Once complete, the Universal Patient Module can hold up to 12 patients and five medical personnel, and have critical care capabilities such as negative pressure airflow for patients that are highly contagious, and also telemedicine so complex procedures can be performed even while in flight.

"Telemedicine gives you that real life video visual representation so you can transmit the entire video of what's happening with the patient which is a lot more informative," Rhodes added.

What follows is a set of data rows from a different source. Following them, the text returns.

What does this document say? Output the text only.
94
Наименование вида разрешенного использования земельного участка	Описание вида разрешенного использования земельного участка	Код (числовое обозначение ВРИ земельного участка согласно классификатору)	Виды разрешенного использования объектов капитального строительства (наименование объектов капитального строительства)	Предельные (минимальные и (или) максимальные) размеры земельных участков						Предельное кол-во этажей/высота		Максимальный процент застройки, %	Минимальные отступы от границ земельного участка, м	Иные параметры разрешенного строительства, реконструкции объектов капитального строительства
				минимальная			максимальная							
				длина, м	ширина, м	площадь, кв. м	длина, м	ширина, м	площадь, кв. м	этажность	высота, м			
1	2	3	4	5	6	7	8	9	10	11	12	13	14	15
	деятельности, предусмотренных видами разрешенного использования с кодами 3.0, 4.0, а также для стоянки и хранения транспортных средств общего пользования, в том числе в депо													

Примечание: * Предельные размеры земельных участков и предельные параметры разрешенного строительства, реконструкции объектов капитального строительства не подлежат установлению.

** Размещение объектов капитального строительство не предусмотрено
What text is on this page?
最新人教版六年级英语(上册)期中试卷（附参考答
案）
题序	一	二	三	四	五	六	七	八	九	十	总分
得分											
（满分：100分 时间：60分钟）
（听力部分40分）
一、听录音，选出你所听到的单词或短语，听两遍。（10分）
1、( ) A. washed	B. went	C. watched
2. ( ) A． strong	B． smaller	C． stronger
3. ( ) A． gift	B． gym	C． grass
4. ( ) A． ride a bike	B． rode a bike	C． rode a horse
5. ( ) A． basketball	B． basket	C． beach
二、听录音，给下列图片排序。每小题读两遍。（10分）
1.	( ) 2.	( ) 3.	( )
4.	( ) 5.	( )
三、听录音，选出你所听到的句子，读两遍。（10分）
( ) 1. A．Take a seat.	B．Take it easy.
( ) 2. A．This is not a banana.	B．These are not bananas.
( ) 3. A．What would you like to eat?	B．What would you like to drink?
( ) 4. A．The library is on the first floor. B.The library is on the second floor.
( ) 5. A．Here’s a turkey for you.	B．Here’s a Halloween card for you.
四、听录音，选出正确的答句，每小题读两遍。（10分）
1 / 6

Lt. Gen. Paul K. Carlton Jr. said, "This solves that issue at the national level. If you can move four, six, or eight patients per airplane, per module, then you can empty an ICU very quickly."

Rhodes also told us, "In our medical modules we will have horizontal and vertical railings throughout the entire system where all of the equipment can be taken off and put on the wall."

The beds can also be pulled away from the wall on horizontal tracks so medical workers can work on the patient from all sides.

"It will give a lot of benefit to the caregivers so they can provide better medical care," Rhodes said.

They are constructing their first full module right now, and hope to have it to their first client in four to six months.